Что общего во всех этих похоронах? Прежде всего доминирующая роль государства. Оно решает, где выставят гроб с телом усопшего, как долго с ним будут прощаться, на какое кладбище (или иное место упокоения) и каким маршрутом повезут, либо понесут. Государство – главный организатор и режиссер похорон. И если в случае с вождями это вполне объяснимо и совпадает с мировым опытом (в какой стране главу государства или правящей партии доверяют хоронить семье и друзьям?), похороны поэтов, казалось бы, можно оставить и без надзора советской власти. Доверить траурную миссию собратьям-литераторам или, в случае с Высоцким, театру.
Но есть ли основания в очередной раз орать, как на пьяных поминках, про кремлевского левиафана, пожирающего наши светлые помыслы и невинные души? Власть не без оснований опасалась, что похороны попытаются превратить в политическую демонстрацию. В царской России так хоронили Писарева, Некрасова, Льва Толстого – и повторять ошибки прежнего режима коммунисты не хотели.

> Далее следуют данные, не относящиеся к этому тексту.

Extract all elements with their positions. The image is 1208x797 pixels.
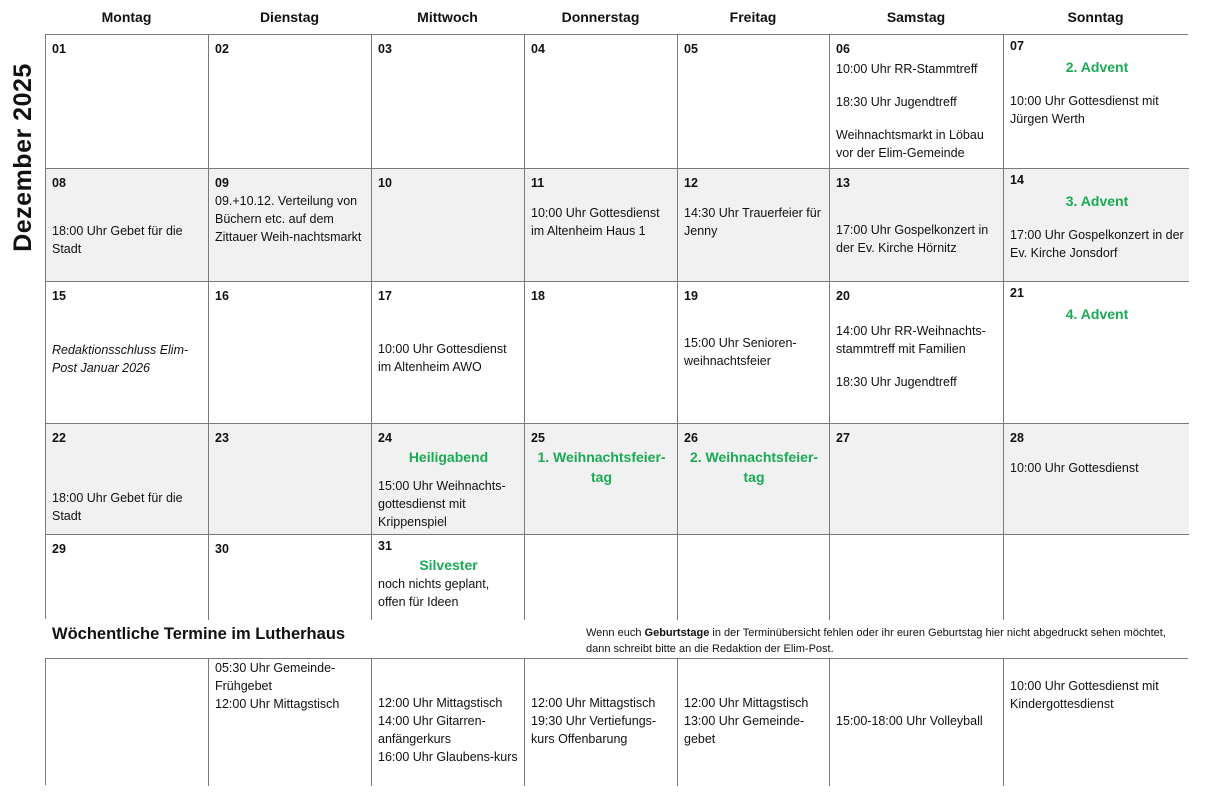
birthday-note [586, 625, 1186, 657]
day-number: 29 [52, 542, 66, 556]
day-number: 08 [52, 176, 66, 190]
day-cell [209, 169, 372, 282]
event-text: 10:00 Uhr Gottesdienst im Altenheim Haus 1 [531, 206, 660, 238]
day-number: 14 [1010, 173, 1024, 187]
day-number: 19 [684, 289, 698, 303]
weekly-cell-friday [678, 659, 830, 786]
day-number: 01 [52, 42, 66, 56]
day-cell [1004, 169, 1189, 282]
calendar-grid [45, 34, 1188, 619]
weekly-grid [45, 658, 1188, 785]
day-cell [46, 169, 209, 282]
note-text: Wenn euch [586, 627, 645, 639]
day-cell [525, 424, 678, 535]
weekly-cell-tuesday [209, 659, 372, 786]
holiday-label: 1. Weihnachtsfeier-tag [537, 449, 666, 485]
weekday-wednesday: Mittwoch [417, 9, 478, 25]
holiday-label: 3. Advent [1065, 193, 1129, 209]
day-cell-empty [525, 535, 678, 620]
day-number: 26 [684, 431, 698, 445]
event-text: 14:30 Uhr Trauerfeier für Jenny [684, 206, 821, 238]
event-text: 18:30 Uhr Jugendtreff [836, 95, 957, 109]
weekly-event: 05:30 Uhr Gemeinde-Frühgebet [215, 661, 336, 693]
day-number: 23 [215, 431, 229, 445]
day-number: 25 [531, 431, 545, 445]
day-number: 11 [531, 176, 545, 190]
day-number: 05 [684, 42, 698, 56]
day-cell [678, 35, 830, 169]
event-text: 18:30 Uhr Jugendtreff [836, 375, 957, 389]
day-cell [372, 35, 525, 169]
weekday-friday: Freitag [729, 9, 777, 25]
day-number: 30 [215, 542, 229, 556]
day-cell [209, 535, 372, 620]
weekly-event: 12:00 Uhr Mittagstisch [378, 696, 503, 710]
day-cell [678, 282, 830, 424]
day-cell [46, 282, 209, 424]
day-cell [1004, 35, 1189, 169]
weekly-event: 13:00 Uhr Gemeinde-gebet [684, 714, 805, 746]
weekday-saturday: Samstag [886, 9, 946, 25]
event-text: noch nichts geplant, offen für Ideen [378, 577, 490, 609]
day-cell-empty [1004, 535, 1189, 620]
note-bold: Geburtstage [644, 627, 710, 639]
event-text: 17:00 Uhr Gospelkonzert in der Ev. Kirche Jonsdorf [1010, 228, 1184, 260]
weekly-event: 15:00-18:00 Uhr Volleyball [836, 714, 983, 728]
day-cell [678, 169, 830, 282]
day-number: 07 [1010, 39, 1024, 53]
day-cell [525, 169, 678, 282]
day-number: 03 [378, 42, 392, 56]
event-text: 10:00 Uhr Gottesdienst [1010, 461, 1139, 475]
weekly-event: 19:30 Uhr Vertiefungs-kurs Offenbarung [531, 714, 657, 746]
day-number: 15 [52, 289, 66, 303]
day-number: 04 [531, 42, 545, 56]
holiday-label: 2. Weihnachtsfeier-tag [689, 449, 819, 485]
day-number: 09 [215, 176, 229, 190]
day-cell [46, 35, 209, 169]
weekday-tuesday: Dienstag [259, 9, 320, 25]
day-cell [209, 424, 372, 535]
day-cell-empty [830, 535, 1004, 620]
month-title-container [0, 34, 46, 280]
weekly-cell-saturday [830, 659, 1004, 786]
day-cell [830, 35, 1004, 169]
event-text: 18:00 Uhr Gebet für die Stadt [52, 491, 183, 523]
weekday-monday: Montag [101, 9, 152, 25]
day-number: 10 [378, 176, 392, 190]
event-text: 17:00 Uhr Gospelkonzert in der Ev. Kirche Hörnitz [836, 223, 989, 255]
weekly-event: 12:00 Uhr Mittagstisch [215, 697, 340, 711]
holiday-label: 4. Advent [1065, 306, 1129, 322]
day-cell [372, 535, 525, 620]
event-text: 15:00 Uhr Senioren-weihnachtsfeier [684, 336, 797, 368]
day-cell [372, 282, 525, 424]
day-number: 21 [1010, 286, 1024, 300]
day-cell [1004, 282, 1189, 424]
event-text: Redaktionsschluss Elim-Post Januar 2026 [52, 343, 189, 375]
day-number: 02 [215, 42, 229, 56]
holiday-label: Silvester [419, 557, 478, 573]
holiday-label: 2. Advent [1065, 59, 1129, 75]
event-text: 10:00 Uhr RR-Stammtreff [836, 62, 978, 76]
weekly-event: 10:00 Uhr Gottesdienst mit Kindergottesdienst [1010, 679, 1159, 711]
day-number: 31 [378, 539, 392, 553]
event-text: 15:00 Uhr Weihnachts-gottesdienst mit Krippenspiel [378, 479, 506, 529]
weekly-heading: Wöchentliche Termine im Lutherhaus [52, 625, 346, 643]
weekday-sunday: Sonntag [1067, 9, 1124, 25]
day-number: 12 [684, 176, 698, 190]
event-text: 10:00 Uhr Gottesdienst im Altenheim AWO [378, 342, 507, 374]
day-number: 17 [378, 289, 392, 303]
day-cell [372, 169, 525, 282]
day-number: 24 [378, 431, 392, 445]
day-cell [678, 424, 830, 535]
weekly-event: 12:00 Uhr Mittagstisch [684, 696, 809, 710]
weekly-event: 14:00 Uhr Gitarren-anfängerkurs [378, 714, 486, 746]
day-cell [1004, 424, 1189, 535]
day-number: 27 [836, 431, 850, 445]
day-cell [46, 424, 209, 535]
weekly-event: 16:00 Uhr Glaubens-kurs [378, 750, 518, 764]
weekday-thursday: Donnerstag [561, 9, 640, 25]
weekly-event: 12:00 Uhr Mittagstisch [531, 696, 656, 710]
day-cell [46, 535, 209, 620]
holiday-label: Heiligabend [408, 449, 489, 465]
event-text: 10:00 Uhr Gottesdienst mit Jürgen Werth [1010, 94, 1159, 126]
month-title: Dezember 2025 [8, 62, 37, 252]
weekday-header [45, 0, 1188, 34]
event-text: 14:00 Uhr RR-Weihnachts-stammtreff mit Familien [836, 324, 986, 356]
weekly-cell-wednesday [372, 659, 525, 786]
day-number: 18 [531, 289, 545, 303]
day-cell [830, 424, 1004, 535]
day-number: 22 [52, 431, 66, 445]
day-number: 20 [836, 289, 850, 303]
day-number: 16 [215, 289, 229, 303]
day-number: 28 [1010, 431, 1024, 445]
event-text: 18:00 Uhr Gebet für die Stadt [52, 224, 183, 256]
weekly-cell-monday [46, 659, 209, 786]
day-cell [830, 282, 1004, 424]
note-text: in der Terminübersicht fehlen oder ihr euren Geburtstag hier nicht abgedruckt sehen möchtet, dann schreibt bitte an die Redaktion der Elim-Post. [586, 627, 1166, 655]
day-cell [525, 35, 678, 169]
day-cell [372, 424, 525, 535]
event-text: Weihnachtsmarkt in Löbau vor der Elim-Gemeinde [836, 128, 984, 160]
day-cell [209, 35, 372, 169]
day-cell [209, 282, 372, 424]
weekly-cell-thursday [525, 659, 678, 786]
day-cell [525, 282, 678, 424]
event-text: 09.+10.12. Verteilung von Büchern etc. auf dem Zittauer Weih-nachtsmarkt [215, 194, 362, 244]
day-number: 06 [836, 42, 850, 56]
day-cell [830, 169, 1004, 282]
weekly-cell-sunday [1004, 659, 1189, 786]
day-number: 13 [836, 176, 850, 190]
day-cell-empty [678, 535, 830, 620]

Усвоены и трагические уроки похорон вождя народов Иосифа Виссарионовича. Движением толпы нужно управлять, не давать ей заполнить узкие московские улочки, а главное – стремительно и жестко пресекать панику. Ходил слух, будто бы на похороны Высоцкого в столицу хотели ввести внутренние войска – полный бред; нетрудно представить, какое впечатление произвели бы на гостей Олимпиады шеренги солдат, какой шум подняли бы на Западе. Порядок обеспечили без армии – за весь день 28 июля ни одного задавленного или просто помятого в свалке, никаких инцидентов, связанных с траурной церемонией.
|
Свидетелям и участникам тех похорон позднее приходит, как пел Владимир Семенович, «осознанье и просветленье»: погребали-то не вечно живого, не скандалиста и хулигана, не горлана-главаря, не друга и учителя – и не всенародного Володю. Погребали мечту – о благой для всех социальной революции, о попытке построить новый мир не террором и кровью, мечту о величии без принуждения, об империи разума и воздаяния, о коммунизме в восьмидесятом и полетах на Марс. Погребали надежду – и немножечко себя.
Будет ли XXI век отмечен чем-то столь же глобальным и неизбежным? Как человек, инфицированный историческим опытом, честно скажу: не хотелось бы. А с другой стороны: куда ж мы денемся?